Les initiatives pour
renforcer la place de l’humain dans la société ont pris de l’ampleur en France au cours de l’année 2010. Elles se sont déployées dans des cadres aussi divers que :
L’Administration : le 30 juin, le Comité de modernisation du service public décide de renforcer le pilotage du projet d’amélioration de la performance de l’accueil dans l’Administration.
L’entreprise : le 5 juillet, le nouveau patron de France Telecom annonce le projet « Conquêtes 2015 » dont une composante phare est de remettre l’humain au cœur de l’entreprise.
La société civile : le 8 novembre, dans le blog de l’Intelligence Economique,
Alain de Vulpian insère un billet sur la souffrance au travail dans les grandes entreprises.
La sécurité sociale : le 16 novembre, le président de la République relance les travaux sur la création d’une nouvelle branche de la sécurité sociale pour couvrir le risque de dépendance.
Les médias : dans L’Express du 24 novembre,
Jacques Attali publie une analyse sur La tyrannie de la solitude, discutant l’enjeu politique de la dépendance.
Le gouvernement : le 29 novembre, le premier ministre attribue au collectif Pas de solitude dans une France fraternelle le label de « grande cause nationale pour 2011 ».
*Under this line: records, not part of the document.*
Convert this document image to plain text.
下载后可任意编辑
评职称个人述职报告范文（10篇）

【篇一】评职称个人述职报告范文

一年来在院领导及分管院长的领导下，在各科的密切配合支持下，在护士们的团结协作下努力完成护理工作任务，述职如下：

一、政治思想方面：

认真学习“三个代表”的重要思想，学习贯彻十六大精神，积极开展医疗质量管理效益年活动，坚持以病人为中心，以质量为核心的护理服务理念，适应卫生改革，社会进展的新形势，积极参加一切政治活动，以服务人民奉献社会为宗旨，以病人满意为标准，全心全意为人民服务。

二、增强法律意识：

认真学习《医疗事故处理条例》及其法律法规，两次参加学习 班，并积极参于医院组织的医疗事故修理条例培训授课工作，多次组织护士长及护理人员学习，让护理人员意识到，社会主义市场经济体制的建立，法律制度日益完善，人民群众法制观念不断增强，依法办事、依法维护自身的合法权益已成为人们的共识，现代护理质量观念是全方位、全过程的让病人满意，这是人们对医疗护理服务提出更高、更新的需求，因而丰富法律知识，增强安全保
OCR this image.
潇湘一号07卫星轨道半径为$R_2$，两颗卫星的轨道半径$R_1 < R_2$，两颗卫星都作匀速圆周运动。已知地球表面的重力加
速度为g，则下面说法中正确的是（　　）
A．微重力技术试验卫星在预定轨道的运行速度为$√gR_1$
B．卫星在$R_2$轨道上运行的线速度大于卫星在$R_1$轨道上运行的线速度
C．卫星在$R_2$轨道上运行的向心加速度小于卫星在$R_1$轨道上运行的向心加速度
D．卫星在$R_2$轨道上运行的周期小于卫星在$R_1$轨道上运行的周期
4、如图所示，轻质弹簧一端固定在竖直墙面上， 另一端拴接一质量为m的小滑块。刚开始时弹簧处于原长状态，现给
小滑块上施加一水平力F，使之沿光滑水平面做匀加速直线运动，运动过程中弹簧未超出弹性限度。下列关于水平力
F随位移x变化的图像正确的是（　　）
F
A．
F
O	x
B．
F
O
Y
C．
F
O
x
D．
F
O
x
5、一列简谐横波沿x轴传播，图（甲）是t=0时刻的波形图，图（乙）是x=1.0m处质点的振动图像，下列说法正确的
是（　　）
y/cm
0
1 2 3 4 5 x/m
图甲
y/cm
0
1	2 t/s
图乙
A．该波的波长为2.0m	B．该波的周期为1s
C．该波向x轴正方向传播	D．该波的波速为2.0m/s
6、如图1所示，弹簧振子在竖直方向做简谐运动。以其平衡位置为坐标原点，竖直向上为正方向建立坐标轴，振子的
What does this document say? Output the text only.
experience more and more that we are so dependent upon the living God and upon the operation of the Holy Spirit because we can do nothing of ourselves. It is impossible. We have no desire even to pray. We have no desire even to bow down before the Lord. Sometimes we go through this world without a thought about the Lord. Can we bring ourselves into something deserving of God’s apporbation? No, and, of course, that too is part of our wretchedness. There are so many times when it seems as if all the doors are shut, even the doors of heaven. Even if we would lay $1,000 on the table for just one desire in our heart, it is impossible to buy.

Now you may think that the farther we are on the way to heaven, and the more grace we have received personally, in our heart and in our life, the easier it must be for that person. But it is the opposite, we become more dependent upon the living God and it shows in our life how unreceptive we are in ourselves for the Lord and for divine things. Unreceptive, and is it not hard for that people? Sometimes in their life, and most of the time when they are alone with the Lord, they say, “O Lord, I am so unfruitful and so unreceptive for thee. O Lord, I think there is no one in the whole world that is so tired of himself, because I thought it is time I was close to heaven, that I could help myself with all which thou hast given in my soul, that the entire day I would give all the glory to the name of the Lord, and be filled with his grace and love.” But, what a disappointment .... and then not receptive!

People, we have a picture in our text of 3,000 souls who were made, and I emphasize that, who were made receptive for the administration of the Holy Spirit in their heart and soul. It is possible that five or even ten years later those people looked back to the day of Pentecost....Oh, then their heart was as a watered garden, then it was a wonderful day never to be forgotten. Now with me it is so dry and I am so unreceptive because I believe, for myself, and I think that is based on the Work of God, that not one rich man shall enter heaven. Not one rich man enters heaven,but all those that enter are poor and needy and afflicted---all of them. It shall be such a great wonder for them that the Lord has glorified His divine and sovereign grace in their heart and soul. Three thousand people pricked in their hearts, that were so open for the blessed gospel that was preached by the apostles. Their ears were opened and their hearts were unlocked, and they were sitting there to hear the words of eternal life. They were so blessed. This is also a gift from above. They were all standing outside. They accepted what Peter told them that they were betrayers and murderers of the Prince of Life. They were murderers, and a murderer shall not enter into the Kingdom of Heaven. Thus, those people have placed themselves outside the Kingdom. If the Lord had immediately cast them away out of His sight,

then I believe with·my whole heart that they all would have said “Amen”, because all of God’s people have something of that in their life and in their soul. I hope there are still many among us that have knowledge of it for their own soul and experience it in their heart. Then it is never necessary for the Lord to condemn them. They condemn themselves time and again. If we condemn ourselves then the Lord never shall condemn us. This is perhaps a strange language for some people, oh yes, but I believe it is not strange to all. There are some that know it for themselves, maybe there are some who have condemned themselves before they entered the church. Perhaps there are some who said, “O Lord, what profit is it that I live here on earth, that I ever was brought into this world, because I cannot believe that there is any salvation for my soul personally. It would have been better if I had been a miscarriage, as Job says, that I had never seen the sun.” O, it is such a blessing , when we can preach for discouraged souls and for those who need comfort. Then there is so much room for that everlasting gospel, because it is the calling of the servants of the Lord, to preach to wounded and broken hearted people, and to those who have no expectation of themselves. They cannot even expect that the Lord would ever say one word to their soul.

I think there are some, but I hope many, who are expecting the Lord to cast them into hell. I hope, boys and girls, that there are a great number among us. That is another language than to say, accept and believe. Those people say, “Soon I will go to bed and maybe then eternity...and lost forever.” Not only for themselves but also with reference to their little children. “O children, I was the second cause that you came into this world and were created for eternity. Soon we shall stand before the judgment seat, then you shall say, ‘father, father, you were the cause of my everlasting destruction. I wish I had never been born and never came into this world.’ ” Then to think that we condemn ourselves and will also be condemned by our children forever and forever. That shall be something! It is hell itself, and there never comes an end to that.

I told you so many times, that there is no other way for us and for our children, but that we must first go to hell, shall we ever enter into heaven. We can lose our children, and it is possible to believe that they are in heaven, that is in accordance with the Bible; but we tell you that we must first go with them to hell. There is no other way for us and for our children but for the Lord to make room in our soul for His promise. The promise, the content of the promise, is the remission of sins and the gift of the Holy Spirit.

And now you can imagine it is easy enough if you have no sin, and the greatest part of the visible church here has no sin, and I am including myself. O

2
Le Médiateur de la République : le 16 mars, Jean-Paul Delevoye publie un article sur La société française est fatiguée psychiquement et, le 20 octobre, un autre sur L’homme et sa dignité au cœur des débats. Le 28 mai, il diagnostique un déficit d’espérance dans le blog du
Club des Vigilants.
Ces exemples illustrent l’actualité du débat sur la place de l’humain dans la société. L’un de ses multiples aspects,
la souffrance psychique au travail, interpelle directement les dirigeants d’entreprises. L’expérience en entreprise et la discussion entre pairs indiquent que le sujet se pose bel et bien et permettent d’identifier l’une des sources du mal-être au travail :
la déprofessionnalisation.
L’équation que les entreprises ont à résoudre ne cesse de se compliquer. Depuis plusieurs décennies,
les démarches de qualité les conduisent à viser l’excellence. L’ouverture et la mobilité croissantes de l’économie, l’accélération des flux de données, la diffusion des NTIC ont accentué la pression. Le développement des nouveaux modes de consommation, comme le sur-mesure, le low-cost ou encore la décroissance ont ajouté des couches de complexité au sein des organisations. Les exigences drastiques de maîtrise des risques ont introduit un grand nombre de nouveaux points de contrôle.
Il en résulte une situation apparemment paradoxale :
les besoins de compétences ont crû en même temps que la standardisation des processus. Les injonctions à développer leadership et ownership s’intensifiaient alors que les contrôles de conformité (compliance) se généralisaient. L’appel à innover et se réinventer s’est accru au même rythme que le temps consacré à normaliser et documenter les tâches. Les investissements en formation se sont multipliés, mais aussi les dépenses d’audit.
Il n’est pas question, ici, de prétendre critiquer des évolutions de fond qui, au demeurant, se sont imposées. Il s’agit simplement de souligner que cette hésitation entre deux pôles opposés présente le risque, si l’on n’y prend garde, de favoriser
un effet pervers : l’oubli du métier derrière le process, de la valeur ajoutée derrière l’indicateur, du professionnel derrière l’opérateur, du but derrière l’objectif.
Or,
les employés souffrent de cette tendance à la déprofessionnalisation. En effet, elle s’accompagne d’une perte de sens, de valorisation et de dialogue. Osons forcer un peu le trait : les envoyer en formation ne sert à rien si c’est pour continuer ensuite à se désintéresser de leurs métiers.
La réponse ne consiste évidemment pas à s’engager dans un combat contre-productif, prétentieux et illusoire contre la concurrence, l’informatisation, l’efficacité opérationnelle, ou encore la nécessaire et salutaire maîtrise des risques. Elle consiste, en revanche, à prendre du recul par rapport aux tensions constatées pour en réaliser la synthèse.
Il convient de rééquilibrer nos leviers d’actions, de manière très concrète, au quotidien, dans nos entreprises, en nous appuyant réellement sur les compétences autant que sur les process, sur l’intelligence autant que sur l’outil. Ré-intéressons-nous au véritable contenu des métiers qu’exercent les employés.
Reprofessionnalisons les relations de travail : ce n’est pas un slogan, mais un travail de fond à conduire de manière tenace. Et nous verrons s’estomper l’une des causes de mal-être au travail.